No abundaré ya mucho más en mis pobres reflexiones. Solo propondré algunas conclusiones, ocurrencias sin valor, mientras contemplo los desfiles procesionales de esta ciudad excesiva, frágil y orgullosa de sí misma y de sus tradiciones inalterables.
Todo estaba ya en Grecia. 
      Por ejemplo, el peso de la tradición que tanto se valora en este ritual de primavera y que tanto respeto solicita me trae a la memoria que todas la religiones precristianas afirmaban que la legitimidad del culto radicaba en seguir las tradiciones de los antepasados y  que Apolo, en Delfos, ya exigía a los griegos que “los ritos se ajustaran a las costumbres de la ciudad”, ”hay que atenerse a las costumbres de los antepasados y disculparse por ello resulta improcedente…”
Todo estaba en Grecia. 
Toda la pasión de Jesús de Nazaret  tiene extraordinarias coincidencias con el ritual del sacrificio religioso griego, con la salvedad de que no se trató nunca de un sacrificio humano, sino  del sacrificio de un animal con el que se pretende apaciguar a un dios al que se molestó con algún acto indebido –un pecado o una culpa-, o conseguir sus favores.
El ritual comienza con una preparación previa, -un viaje a Jerusalén  y la celebración de una cena de despedida- del sacrificio que tiene por objetivo restablecer un orden quebrado, purgar un pecado antiguo que quebró el pacto original con la divinidad. Yavhé necesita el sacrificio de su propio hijo para olvidar la afrenta de una mujer que cogió una manzana de su árbol predilecto.
El sacrificio de carneros o corderos, –Agnus Dei, cordero de dios-, en los rituales griegos responden a la escenificación de la fragmentación social y a la recuperación de la cohesión primitiva en torno al sacrificio.
Hay una corriente simbólica que recorre las celebraciones festivas de toda Grecia y alcanza hasta las orgías dionisiacas  que pone de manifiesto la idea de una disolución y un restablecimiento del orden imprescindible que ha resultado roto. 

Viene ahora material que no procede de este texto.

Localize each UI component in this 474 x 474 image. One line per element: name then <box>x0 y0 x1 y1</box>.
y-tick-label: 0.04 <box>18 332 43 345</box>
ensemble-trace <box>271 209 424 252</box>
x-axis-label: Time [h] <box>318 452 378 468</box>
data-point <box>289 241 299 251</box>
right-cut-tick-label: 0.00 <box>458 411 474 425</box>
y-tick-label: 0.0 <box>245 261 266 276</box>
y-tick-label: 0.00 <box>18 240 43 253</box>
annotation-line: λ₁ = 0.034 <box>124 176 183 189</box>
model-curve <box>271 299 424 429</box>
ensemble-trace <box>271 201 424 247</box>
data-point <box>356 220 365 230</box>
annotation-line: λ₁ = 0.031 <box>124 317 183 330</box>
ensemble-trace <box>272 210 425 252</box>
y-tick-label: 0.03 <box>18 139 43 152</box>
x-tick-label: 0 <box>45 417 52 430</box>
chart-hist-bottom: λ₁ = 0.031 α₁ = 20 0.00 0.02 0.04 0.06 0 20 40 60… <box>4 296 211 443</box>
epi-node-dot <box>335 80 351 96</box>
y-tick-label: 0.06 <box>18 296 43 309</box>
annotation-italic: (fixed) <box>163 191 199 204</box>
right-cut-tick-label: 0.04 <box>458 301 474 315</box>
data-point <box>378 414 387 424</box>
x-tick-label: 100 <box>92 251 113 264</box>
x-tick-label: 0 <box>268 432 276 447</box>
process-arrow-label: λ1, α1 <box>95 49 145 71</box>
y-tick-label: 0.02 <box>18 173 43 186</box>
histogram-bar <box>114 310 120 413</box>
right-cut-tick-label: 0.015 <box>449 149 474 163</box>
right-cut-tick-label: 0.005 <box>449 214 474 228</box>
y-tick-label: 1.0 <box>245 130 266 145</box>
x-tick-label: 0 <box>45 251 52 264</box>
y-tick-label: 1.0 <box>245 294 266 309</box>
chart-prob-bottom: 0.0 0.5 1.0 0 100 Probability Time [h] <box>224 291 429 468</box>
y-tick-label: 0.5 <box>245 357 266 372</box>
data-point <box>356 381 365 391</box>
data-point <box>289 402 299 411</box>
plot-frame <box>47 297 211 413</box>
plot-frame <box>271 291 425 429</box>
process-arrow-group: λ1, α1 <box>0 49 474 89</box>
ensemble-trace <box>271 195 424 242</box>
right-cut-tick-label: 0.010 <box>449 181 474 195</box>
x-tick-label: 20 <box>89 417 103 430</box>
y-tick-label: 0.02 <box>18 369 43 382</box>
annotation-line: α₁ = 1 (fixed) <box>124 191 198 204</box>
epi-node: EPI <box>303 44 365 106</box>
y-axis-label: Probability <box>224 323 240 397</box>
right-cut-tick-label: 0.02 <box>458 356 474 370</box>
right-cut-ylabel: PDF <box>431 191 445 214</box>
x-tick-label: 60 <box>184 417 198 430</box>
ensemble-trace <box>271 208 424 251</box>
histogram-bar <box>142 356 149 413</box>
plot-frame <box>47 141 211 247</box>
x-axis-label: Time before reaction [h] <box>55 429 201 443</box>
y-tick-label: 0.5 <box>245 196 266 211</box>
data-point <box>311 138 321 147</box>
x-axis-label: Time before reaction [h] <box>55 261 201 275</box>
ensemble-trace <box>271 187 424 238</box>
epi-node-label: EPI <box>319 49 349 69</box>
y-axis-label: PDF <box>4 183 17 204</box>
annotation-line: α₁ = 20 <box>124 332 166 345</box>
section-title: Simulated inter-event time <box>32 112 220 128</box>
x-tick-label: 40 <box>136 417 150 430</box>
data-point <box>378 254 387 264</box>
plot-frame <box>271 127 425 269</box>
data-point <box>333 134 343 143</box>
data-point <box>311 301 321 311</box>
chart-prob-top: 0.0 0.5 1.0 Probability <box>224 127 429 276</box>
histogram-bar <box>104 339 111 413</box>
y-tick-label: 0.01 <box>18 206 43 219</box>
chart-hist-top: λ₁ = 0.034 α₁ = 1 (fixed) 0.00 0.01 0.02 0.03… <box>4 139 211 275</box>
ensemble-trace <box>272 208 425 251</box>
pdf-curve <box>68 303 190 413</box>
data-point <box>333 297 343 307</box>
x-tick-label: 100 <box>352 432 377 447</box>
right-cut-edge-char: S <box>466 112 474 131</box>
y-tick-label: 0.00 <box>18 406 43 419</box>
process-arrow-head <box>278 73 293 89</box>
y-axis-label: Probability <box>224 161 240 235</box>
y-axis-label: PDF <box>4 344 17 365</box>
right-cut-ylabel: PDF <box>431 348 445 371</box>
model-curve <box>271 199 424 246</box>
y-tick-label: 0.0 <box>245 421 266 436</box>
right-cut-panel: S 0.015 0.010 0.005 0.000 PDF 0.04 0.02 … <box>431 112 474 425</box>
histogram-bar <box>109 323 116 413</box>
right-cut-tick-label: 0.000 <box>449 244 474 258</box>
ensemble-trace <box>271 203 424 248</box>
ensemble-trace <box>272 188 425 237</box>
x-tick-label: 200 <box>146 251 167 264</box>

      Todo va unido a la idea de la muerte que resulta necesaria para la continuidad de la propia vida. El hombre mata o genera muertes para seguir viviendo. 
     La muerte violenta del animal sacrificado en honor de los dioses acaba proporcionando alimento. "Tomad y comed, que este es mi cuerpo; tomad y bebed que esta es mi sangre". Y la muerte invisible de cualquier semilla resulta el paso previo para renacer  convertida de nuevo en alimento. 
La propia idea de “penitencia” que acompaña a las festividades religiosas actuales debe partir del reconocimiento previo de la “propia naturaleza pecadora”. El primer mandamiento de Apolo era “conócete a ti mismo”, porque ese conocimiento resultaba imprescindible en la renovación del pacto con la divinidad.
Y en cuanto a la resurrección, no olvidemos que Dionisos también volvió del reino de los muertos. Mucho antes que Jesús de Nazaret.
No solo había humildes pescadores en torno al nazareno. Debió haber gente muy culta que concocía el mito griego al detalle, gente con visión de futuro, con mucho poder y con un plan perfectamente estructurado.
Dios no ha muerto. Tan solo se transforma poco a poco. Habita en los temores más arraigados de la conciencia humana, el temor a la muerte y al vacío que produce en nuestro irracional afán de transcendencia.
       Que nadie tema ese vacío terrible. Matamos a dios cada primavera, pero al poco renace de sus propias cenizas.